Изменить размер шрифта - +

— В какой госпиталь?! Когда!? Он жив?! — заорала я.

— Был жив, когда увозили, но без сознания.

И рассказала мне, как он позвонил к ней в дверь среди ночи, и когда она, надев халат (и накрасив, на всякий случай, губы, подумала я), открыла, то нашла его «вот здесь», она показала место у своей двери, скорчившегося от боли и уже без сознания. Она и вызвала «скорую».

Я поехала в указанный госпиталь. К нему меня не пустили, сказав, что он в реанимации. Но зато, назвавшись сестрой, мне удалось поговорить с врачом. Он пригласил меня в кабинет и, заверив, что опасности для жизни больше нет, стал задавать странные вопросы. Из них я поняла, что он очень сомневается в Лазькиной вменяемости. И он подтвердил это, сказав, что ему вызвали психиатра.

Наконец, мне удалось из него выудить, что Лазик, видимо, пытался покончить с собой, но сделал это очень странным способом.

— Он проглотил бритву, — сказал врач.

— Бритву?! — не поверила я, представив себе почему-то, как он пытается заглотить безопасную бритву, такую, складную, с длинным лезвием, которой брился когда-то мой папа.

Тогда врач вынул из стола коробочку, открыл её и показал мне лежащую там обыкновенную бритву, обоюдоострую, посверкивающую, как ни в чём не бывало своими зазубренными боками.

— Вот это мы из него вынули, — сказал он, — ещё немного, и было бы поздно. У него было сильное внутреннее кровотечение.

Меня пустили к нему только через два дня. Он лежал серый, обросший, отрешённый, под капельницей и весь опутанный какими-то трубочками, скрестив свои тонкие руки поверх одеяла.

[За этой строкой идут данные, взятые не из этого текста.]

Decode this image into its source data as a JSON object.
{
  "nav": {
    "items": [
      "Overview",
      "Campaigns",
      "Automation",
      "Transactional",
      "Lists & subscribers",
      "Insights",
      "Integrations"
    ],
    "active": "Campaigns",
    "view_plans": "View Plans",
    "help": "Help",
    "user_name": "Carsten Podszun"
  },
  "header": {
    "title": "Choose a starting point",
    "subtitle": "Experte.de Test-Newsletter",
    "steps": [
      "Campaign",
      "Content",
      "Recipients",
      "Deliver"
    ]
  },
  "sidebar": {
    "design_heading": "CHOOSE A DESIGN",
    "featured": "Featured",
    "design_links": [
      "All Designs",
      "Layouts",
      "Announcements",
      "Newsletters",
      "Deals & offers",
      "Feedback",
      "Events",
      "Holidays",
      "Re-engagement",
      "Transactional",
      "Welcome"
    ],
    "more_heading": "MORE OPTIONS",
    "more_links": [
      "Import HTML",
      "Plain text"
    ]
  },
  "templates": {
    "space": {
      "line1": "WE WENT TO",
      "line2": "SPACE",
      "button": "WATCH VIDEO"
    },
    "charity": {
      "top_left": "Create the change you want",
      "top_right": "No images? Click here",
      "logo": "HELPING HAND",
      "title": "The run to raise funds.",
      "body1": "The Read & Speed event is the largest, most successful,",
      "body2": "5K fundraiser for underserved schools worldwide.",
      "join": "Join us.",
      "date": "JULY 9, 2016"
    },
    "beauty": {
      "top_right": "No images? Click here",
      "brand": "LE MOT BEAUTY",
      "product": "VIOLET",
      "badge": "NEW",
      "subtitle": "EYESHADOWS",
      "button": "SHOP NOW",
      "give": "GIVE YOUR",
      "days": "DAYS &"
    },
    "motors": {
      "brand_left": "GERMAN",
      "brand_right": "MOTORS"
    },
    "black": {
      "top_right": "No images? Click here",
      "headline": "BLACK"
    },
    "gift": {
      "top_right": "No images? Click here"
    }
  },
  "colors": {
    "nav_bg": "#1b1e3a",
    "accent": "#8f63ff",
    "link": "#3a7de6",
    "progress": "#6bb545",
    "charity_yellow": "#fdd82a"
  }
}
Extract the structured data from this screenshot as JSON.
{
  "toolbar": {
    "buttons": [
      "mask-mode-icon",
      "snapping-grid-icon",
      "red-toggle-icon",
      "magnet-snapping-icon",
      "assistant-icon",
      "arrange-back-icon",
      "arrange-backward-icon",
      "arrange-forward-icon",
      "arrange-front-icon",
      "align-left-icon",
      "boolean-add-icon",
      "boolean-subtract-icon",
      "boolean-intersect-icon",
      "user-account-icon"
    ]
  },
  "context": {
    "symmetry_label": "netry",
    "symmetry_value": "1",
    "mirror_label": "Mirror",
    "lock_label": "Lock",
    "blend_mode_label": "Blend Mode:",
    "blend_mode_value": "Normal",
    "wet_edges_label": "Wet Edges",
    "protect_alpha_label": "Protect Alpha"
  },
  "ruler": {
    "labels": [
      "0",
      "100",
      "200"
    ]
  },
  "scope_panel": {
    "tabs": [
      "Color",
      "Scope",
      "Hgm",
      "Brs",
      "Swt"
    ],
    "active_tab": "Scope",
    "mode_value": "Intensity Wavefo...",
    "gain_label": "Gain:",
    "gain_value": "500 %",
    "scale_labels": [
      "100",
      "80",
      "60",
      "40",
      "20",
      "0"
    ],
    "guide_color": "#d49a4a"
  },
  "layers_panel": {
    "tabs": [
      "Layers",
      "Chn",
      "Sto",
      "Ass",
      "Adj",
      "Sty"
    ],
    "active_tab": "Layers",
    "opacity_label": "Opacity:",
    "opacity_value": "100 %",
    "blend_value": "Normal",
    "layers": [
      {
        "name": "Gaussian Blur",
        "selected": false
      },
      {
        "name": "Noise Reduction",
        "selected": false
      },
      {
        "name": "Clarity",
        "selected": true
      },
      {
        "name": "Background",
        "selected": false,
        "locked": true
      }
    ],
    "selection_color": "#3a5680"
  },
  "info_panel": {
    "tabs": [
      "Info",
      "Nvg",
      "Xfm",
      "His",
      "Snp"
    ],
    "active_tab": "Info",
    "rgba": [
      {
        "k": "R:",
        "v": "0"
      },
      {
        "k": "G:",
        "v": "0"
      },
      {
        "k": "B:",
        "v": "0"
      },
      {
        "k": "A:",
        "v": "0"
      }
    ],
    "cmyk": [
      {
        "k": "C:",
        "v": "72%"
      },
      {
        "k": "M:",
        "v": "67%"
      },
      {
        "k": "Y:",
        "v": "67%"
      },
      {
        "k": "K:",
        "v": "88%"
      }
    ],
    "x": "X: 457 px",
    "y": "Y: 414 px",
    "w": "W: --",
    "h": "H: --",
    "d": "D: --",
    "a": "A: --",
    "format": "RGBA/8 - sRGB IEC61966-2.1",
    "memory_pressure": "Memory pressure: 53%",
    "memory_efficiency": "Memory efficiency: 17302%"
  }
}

Опять, как в голливудском кино, подумала я.

Под окнами его палаты почему-то жутко вопили коты — у них, видимо, были свои любовные разборки.

Поставив цветы в вазочку, я осторожно присела рядом с ним и взяла его за бледную руку.

— Ну, какие новости со смертного одра? — натужно-весело спросила я.

Он улыбнулся уголками губ и ничего не ответил.

— Зачем ты это сделал, — спросила я и заплакала.

— Я не хотел себя убивать, — сказал он извиняющимся тоном, — я хотел только заглушить боль, ту, другую. Ничего лучшего под рукой не нашлось.

— В следующий раз глотай пилу, для большей надёжности, — сказала я, сморкаясь и вытирая слёзы.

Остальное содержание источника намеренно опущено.